Energy networks in airport operations Optimal management of energy networks for safe airport operations

A major international airport, increasingly committed to decarbonization, faces the challenge of meeting its massive energy needs efficiently, safely, and sustainably. Electricity demand is expected to increase fivefold by 2050, while at the same time more and more re-newable energy generation systems, such as photovoltaics on hangar roofs and open spaces, as well as the ongoing electrification of the vehicle fleets (ground handling vehicles, airport buses, passenger EVs) are to be integrated. Airport infrastructure is also vulnerable to power outages, which can incur enormous costs. And, due to it is a critical infrastructure, it is a primarily target for cyberattacks.

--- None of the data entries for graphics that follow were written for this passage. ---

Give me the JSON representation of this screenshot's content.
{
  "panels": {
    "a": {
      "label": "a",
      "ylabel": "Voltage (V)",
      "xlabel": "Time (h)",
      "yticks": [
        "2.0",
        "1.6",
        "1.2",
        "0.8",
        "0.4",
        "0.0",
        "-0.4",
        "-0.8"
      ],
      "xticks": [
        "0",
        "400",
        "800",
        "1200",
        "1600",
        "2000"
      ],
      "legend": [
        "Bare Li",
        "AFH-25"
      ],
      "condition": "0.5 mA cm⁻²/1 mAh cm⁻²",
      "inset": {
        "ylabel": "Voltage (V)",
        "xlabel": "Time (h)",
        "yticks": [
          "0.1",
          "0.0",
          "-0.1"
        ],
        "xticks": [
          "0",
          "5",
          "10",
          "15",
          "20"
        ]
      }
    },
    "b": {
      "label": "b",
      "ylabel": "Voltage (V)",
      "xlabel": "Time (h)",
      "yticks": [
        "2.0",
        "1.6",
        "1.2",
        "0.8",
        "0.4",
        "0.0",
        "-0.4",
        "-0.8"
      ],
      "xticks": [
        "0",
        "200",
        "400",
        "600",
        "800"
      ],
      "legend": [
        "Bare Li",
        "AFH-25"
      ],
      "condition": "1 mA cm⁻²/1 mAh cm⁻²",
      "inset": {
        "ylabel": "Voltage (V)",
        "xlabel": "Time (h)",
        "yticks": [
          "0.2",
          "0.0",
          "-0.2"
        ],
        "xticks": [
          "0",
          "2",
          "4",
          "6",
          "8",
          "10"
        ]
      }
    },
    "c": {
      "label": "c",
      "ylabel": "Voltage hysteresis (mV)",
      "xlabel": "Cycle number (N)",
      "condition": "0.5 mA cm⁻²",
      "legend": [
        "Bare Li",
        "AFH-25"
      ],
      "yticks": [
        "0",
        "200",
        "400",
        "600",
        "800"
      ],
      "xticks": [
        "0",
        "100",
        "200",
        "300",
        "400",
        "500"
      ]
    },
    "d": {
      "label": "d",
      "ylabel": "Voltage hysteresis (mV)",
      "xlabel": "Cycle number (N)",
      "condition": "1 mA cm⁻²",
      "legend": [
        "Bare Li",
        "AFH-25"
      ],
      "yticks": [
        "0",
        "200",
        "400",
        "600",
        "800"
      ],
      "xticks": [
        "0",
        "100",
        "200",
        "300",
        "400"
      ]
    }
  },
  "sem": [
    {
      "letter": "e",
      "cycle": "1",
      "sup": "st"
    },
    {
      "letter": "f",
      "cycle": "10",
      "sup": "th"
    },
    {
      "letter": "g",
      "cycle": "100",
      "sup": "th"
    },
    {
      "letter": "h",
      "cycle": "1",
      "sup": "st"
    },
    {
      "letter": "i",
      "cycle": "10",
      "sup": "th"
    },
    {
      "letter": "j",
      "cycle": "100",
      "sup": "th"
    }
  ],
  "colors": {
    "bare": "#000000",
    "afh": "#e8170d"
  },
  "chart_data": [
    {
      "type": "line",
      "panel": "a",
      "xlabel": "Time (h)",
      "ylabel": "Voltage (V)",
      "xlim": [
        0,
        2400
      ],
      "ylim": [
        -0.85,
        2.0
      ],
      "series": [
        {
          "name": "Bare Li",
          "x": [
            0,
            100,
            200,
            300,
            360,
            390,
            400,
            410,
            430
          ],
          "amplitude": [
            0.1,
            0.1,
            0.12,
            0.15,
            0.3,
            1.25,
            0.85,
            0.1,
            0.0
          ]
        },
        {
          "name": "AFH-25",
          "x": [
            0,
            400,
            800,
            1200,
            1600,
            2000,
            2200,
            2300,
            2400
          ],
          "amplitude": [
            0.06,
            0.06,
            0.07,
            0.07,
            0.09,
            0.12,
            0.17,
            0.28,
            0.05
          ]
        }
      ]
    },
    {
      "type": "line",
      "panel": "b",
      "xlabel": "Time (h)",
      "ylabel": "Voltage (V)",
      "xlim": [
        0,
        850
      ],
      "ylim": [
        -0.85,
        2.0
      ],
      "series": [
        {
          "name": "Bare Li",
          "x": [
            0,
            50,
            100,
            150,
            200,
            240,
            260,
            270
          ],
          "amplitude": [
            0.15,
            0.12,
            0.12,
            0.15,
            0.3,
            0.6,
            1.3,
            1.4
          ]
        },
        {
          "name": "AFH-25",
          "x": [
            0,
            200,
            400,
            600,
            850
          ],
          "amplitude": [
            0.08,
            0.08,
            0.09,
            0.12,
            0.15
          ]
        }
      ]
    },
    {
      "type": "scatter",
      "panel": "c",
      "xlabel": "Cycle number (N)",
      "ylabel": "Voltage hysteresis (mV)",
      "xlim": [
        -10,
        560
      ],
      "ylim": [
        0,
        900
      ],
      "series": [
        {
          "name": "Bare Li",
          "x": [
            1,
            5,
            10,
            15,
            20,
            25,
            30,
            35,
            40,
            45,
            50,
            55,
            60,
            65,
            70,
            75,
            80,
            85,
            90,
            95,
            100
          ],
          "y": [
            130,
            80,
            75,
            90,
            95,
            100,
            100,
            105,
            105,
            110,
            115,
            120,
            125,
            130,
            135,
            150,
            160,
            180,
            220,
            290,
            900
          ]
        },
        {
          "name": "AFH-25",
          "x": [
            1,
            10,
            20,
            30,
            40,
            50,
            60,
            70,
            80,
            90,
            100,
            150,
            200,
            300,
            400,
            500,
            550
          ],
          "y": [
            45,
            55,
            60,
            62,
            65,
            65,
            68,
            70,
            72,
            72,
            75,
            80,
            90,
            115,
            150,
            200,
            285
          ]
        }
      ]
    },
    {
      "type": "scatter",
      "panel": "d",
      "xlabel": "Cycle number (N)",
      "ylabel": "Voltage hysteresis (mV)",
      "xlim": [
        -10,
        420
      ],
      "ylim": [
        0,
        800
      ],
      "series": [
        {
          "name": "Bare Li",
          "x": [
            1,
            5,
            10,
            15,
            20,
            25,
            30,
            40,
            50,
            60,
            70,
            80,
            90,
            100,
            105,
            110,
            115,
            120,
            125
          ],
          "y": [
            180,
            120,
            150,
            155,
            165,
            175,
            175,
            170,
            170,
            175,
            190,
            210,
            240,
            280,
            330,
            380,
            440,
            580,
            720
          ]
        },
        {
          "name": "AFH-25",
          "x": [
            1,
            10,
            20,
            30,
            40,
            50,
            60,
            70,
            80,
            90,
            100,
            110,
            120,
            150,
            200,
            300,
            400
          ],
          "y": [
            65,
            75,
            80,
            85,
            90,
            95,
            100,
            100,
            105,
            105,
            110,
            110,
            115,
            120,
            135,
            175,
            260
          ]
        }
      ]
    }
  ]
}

The solution, based on a network management system such as PSIcontrol or PSIprins, enables comprehensive and integrated energy management!

At the heart of the system is a central control room that monitors and manages the airport's entire energy network. It visualizes not only electrical networks across all voltage levels, but also all pipeline networks for heating, cooling, process energy, gas, and water. Real-time visualization of all operating and switching states, including airfield lighting and building automation, provides control room staff with a complete overview of the energy infrastructure. 

The photovoltaic systems installed on roofs and open spaces, as well as the associated battery energy storage systems (BESS), are seamlessly integrated into the grid control system. The system optimizes feed-in from these decentralized generators by considering the airport's current load to maximize self-consumption and minimize reliance on the grid.  

With the increasing electrification of the vehicle fleet, the charging of electric vehicles – from ground handling equipment and airport buses to passenger vehicles in parking garages – can be managed. To enable this, the control system is enhanced with modules for load and charging management for electromobility. Through automated load shedding, reconfiguration, and demand response measures, the load is dynamically controlled to avoid peak demand and significantly reduce electricity costs (often 13–40% of the monthly bill). Additionally, integrated HVAC and lighting systems can also be optimized. 

By integrating our control systems with the PSIcommand field force management system and the PSIgridmobile mobile component, machine learning and artificial intelligence enable early anomaly detection and proactive maintenance to prevent malfunctions. In the event of a fault, the system identifies the cause and initiates automated switching actions to quickly restore supply. Mobile service personnel receive all relevant information for troubleshooting and maintenance via mobile components, ensuring seamless processes from the control room to the field with complete documentation.

The airport's own energy Distribution Management System (DMS) is connected to the control rooms of the external distribution system operators (DSOs) and transmission system operators (TSOs) via the secure ICCP standard. This enables real-time data exchange, supporting coordinated load and outage management, enhanced grid stability, and increasing resilience against external grid disruptions.

This application scenario shows how an integrated energy management system enables an airport to optimally manage its complex energy networks, ensure operational reliability, reduce costs, and achieve sustainability goals at the same time.